A far weaker than expected report on US job creation in June put the dollar under pressure here Friday against the euro.
The single European currency in late-day trade was at US$1.2305 against US$1.2158 late Thursday in New York.
The euro at one point rose to US$1.2312, its highest level since early last month.
The dollar was trading meanwhile at ¥108.61 after ¥108.35 on Thursday.
Not only did headline June non-farm payrolls in the US come in well short of forecasts, data for May and April were also revised down, raising fresh doubt on the outlook for the US economy.
The closely watched job creation indicator rose only 112,000, well below the 244,000 expected, while figures for May and April were shaved by 13,000 and 22,000 respectively.
"The dollar fell like a stone on the release, with the market showing a decided preference to be short dollars going into the long weekend," said Michael Woolfolk, senior currency strategist at the Bank of New York.
Notably, the dollar dropped more than one cent against the euro and pound.
There is now just about enough evidence to worry the market that the US economy may be coming off the boil, said Ray Attrill at the foreign exchange analyst 4Cast.
But with US markets closed tomorrow for Independence Day, trading was quiet and whatever movement there was had already been established, analysts said.
The dollar had started the day badly with markets unwilling to take on much risk going into the long weekend in the US.
Elsewhere, a sharp drop in the leading index of Tokyo shares put a drag on the yen while the pound drifted lower after a moderation in British house prices.

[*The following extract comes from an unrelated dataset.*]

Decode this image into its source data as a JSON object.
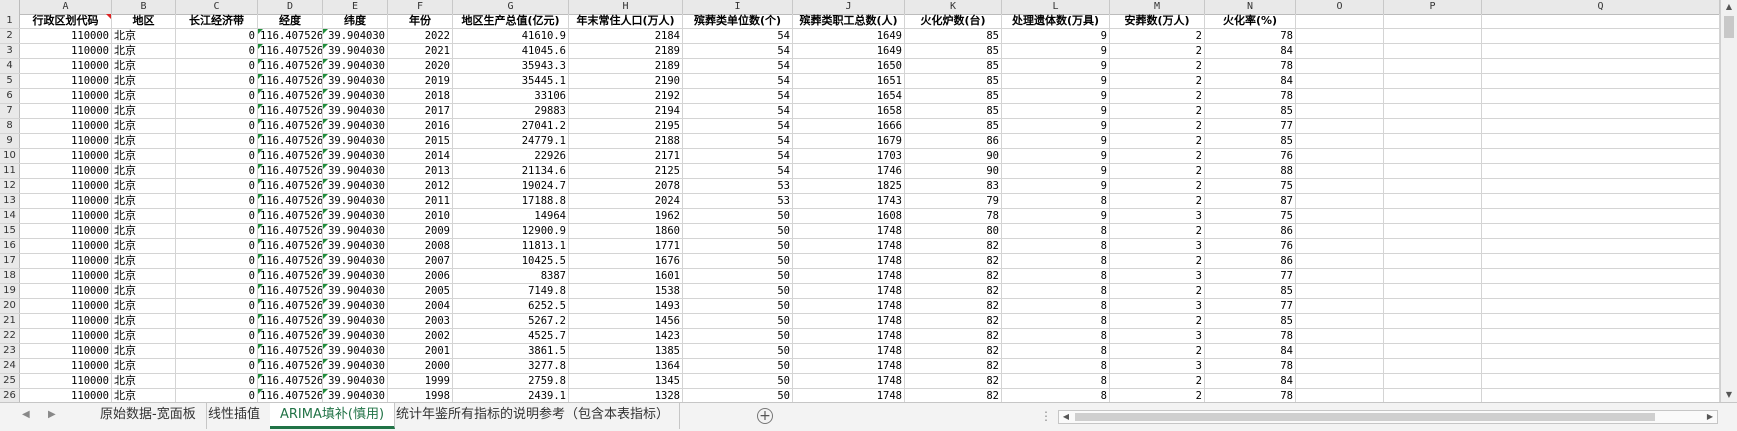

According to Halifax, house prices rose 1.2 percent in June -- the slowest increase since last November.
This appears to be "consistent" with other releases suggesting that the Bank of England's four quarter-point rate hikes since November is having the desired impact of slowing consumption, said Marc Chandler, chief currency strategist at HSBC Bank USA.
If this sort of data continues, the central bank may be persuaded to keep interest rates from rising too rapidly, analysts said.
The euro was changing hands at US$1.2305 from US$1.2158 late on Thursday in New York, ¥133.63 (¥131.74), £0.6723 (£0.6681) and 1.5177 Swiss francs (Sf1.5184).
The dollar stood at ¥108.61 (¥108.35) and 1.2333 Swiss francs (Sf1.2488).
The pound was at US$1.8297 (US$1.8190), ¥198.77 (¥197.10) and 2.2576 Swiss francs (Sf2.2720).
On the London Bullion Market, the price of an ounce of gold stood at US$397.75 from US$394.80 on Thursday afternoon.